Sur macOS, ChatGPT sait désormais interagir avec l’application Messages et vos SMS
OpenAI lance un plugin qui permet à l’application ChatGPT sur macOS d’interagir directement avec les messages (iMessage, SMS) de l’utilisateur. Une intégration censée faciliter la vie de l’utilisateur, mais qui ne va pas sans poser de sérieuses questions quant à la confidentialité des données associées.
OpenAI a lancé un plugin optionnel pour macOS qui permet à ChatGPT d’interagir directement avec l’application Messages du système, utilisée pour envoyer et recevoir des messages texte (iMessage, SMS ou RCS) via un iPhone connecté. Ce plugin offre une intégration renforcée, permettant à l’utilisateur de demander à ChatGPT de consulter ses messages, d’en extraire des informations ou de rédiger des réponses. Par exemple, il est possible de demander à l’outil de retrouver une question laissée en suspens dans les messages reçus la veille, puis de préparer une réponse adaptée. Cette fonctionnalité est disponible gratuitement sur macOS, comme l’a confirmé une vérification depuis une machine française. Le plugin s’installe via l’application ChatGPT en mode Codex et nécessite trois autorisations : l’envoi de messages, l’accès aux contacts et l’accès complet au disque (Full Disk Access), ce dernier permettant à ChatGPT de lire les messages archivés sur l’ordinateur.
OpenAI précise que, par défaut, ChatGPT n’envoie un message qu’après validation explicite de l’utilisateur, tant pour le contenu que pour le destinataire. L’utilisateur peut choisir entre trois options : refuser l’envoi, autoriser une seule fois pour un message spécifique, ou donner une autorisation permanente pour une conversation donnée. Cette approche vise à limiter les risques d’envoi non souhaité, mais elle repose sur la confiance accordée à l’outil. OpenAI n’a pas détaillé les mécanismes exacts de traitement des messages par ses serveurs, ni précisé si leur contenu est analysé localement ou transmis à distance. La société a simplement indiqué qu’aucun index centralisé des messages n’est créé, sans pour autant garantir que les données ne transitent pas par ses serveurs lors des requêtes.
L’accès aux messages par ChatGPT soulève des questions majeures concernant la confidentialité, car ces échanges peuvent contenir des informations personnelles sensibles, tant pour l’utilisateur que pour ses correspondants.
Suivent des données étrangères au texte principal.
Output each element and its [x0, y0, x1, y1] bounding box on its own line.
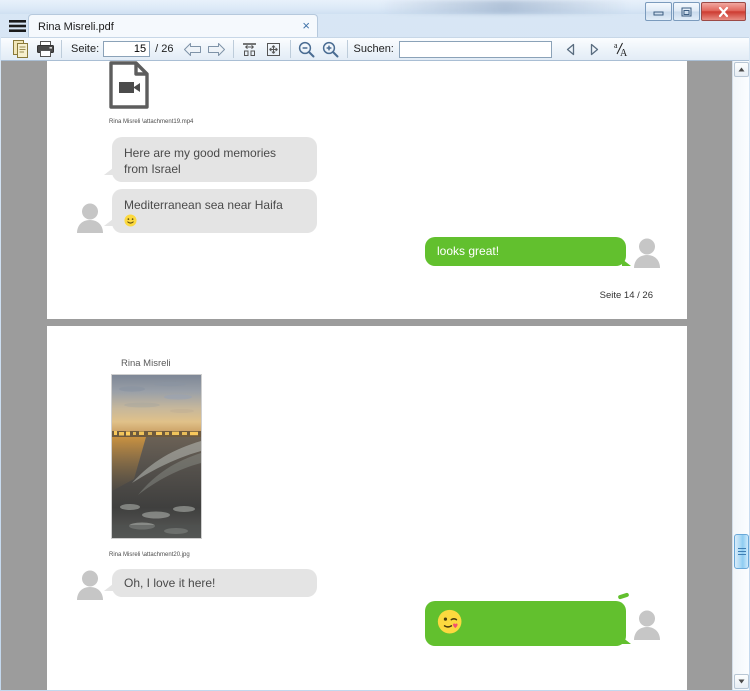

OpenAI a reconnu que le plugin ne crée pas d’index dédié, mais n’a pas fourni de détails sur les traitements appliqués aux messages lors de leur analyse. ChatGPT lui-même, interrogé sur les risques, a répondu que l’utilisation de ce plugin pouvait exposer à des fuites de données si les messages étaient transmis à ses serveurs. Aucune garantie n’a été apportée quant à la protection des données des tiers impliqués dans les conversations, ce qui soulève des inquiétudes légitimes sur le respect du RGPD (Règlement général sur la protection des données) en Europe.
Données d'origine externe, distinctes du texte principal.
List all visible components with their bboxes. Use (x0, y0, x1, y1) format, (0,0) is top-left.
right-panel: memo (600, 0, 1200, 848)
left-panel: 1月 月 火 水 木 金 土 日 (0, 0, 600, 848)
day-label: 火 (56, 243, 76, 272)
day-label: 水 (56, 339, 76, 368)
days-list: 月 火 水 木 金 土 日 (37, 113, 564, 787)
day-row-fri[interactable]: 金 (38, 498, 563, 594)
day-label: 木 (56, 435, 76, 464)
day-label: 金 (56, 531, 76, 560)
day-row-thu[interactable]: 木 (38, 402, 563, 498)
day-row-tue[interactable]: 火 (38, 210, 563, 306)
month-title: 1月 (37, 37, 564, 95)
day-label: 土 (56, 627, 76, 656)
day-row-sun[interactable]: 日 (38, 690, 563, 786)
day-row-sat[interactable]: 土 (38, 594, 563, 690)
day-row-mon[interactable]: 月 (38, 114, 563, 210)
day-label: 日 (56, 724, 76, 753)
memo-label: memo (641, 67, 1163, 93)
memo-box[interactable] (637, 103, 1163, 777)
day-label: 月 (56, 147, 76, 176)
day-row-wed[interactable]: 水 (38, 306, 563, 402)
Ce plugin intervient alors qu’Apple développe sa propre intégration de ChatGPT via Apple Intelligence et Siri, une fonctionnalité officielle et encadrée par des règles strictes de confidentialité. Contrairement au plugin d’OpenAI, cette solution native sur iPhone et macOS est soumise aux normes de protection des données d’Apple, qui limite l’accès aux informations personnelles. OpenAI n’a pas commenté la réaction d’Apple face à cette concurrence, ni les éventuelles tensions entre les deux entreprises. Rappelons qu’Apple a engagé un bras de fer judiciaire contre OpenAI en juillet 2026, accusant le groupe de malversations et de vol de secrets industriels, ce qui ajoute une dimension conflictuelle à cette innovation.
Quelques jours avant l’annonce de ce plugin, OpenAI a introduit une autre fonctionnalité pour macOS appelée *«Computer History»*, qui permet à ChatGPT d’analyser l’historique des actions de l’utilisateur (clics, saisies au clavier, changements d’applications, etc.) pour lui rappeler ce qu’il a fait sur son ordinateur. Cette fonctionnalité, comparée à un *keylogger* (logiciel enregistrant les frappes clavier), suscite des inquiétudes quant à la surveillance des activités numériques. L’application ChatGPT pour macOS avait déjà été critiquée en 2026 pour avoir stocké des données en clair, sans chiffrement, ce qui avait exposé les utilisateurs à des risques de piratage. Ces deux innovations illustrent une tendance d’OpenAI à étendre l’accès de ChatGPT aux données personnelles des utilisateurs, malgré les questions éthiques et légales qu’elles soulèvent.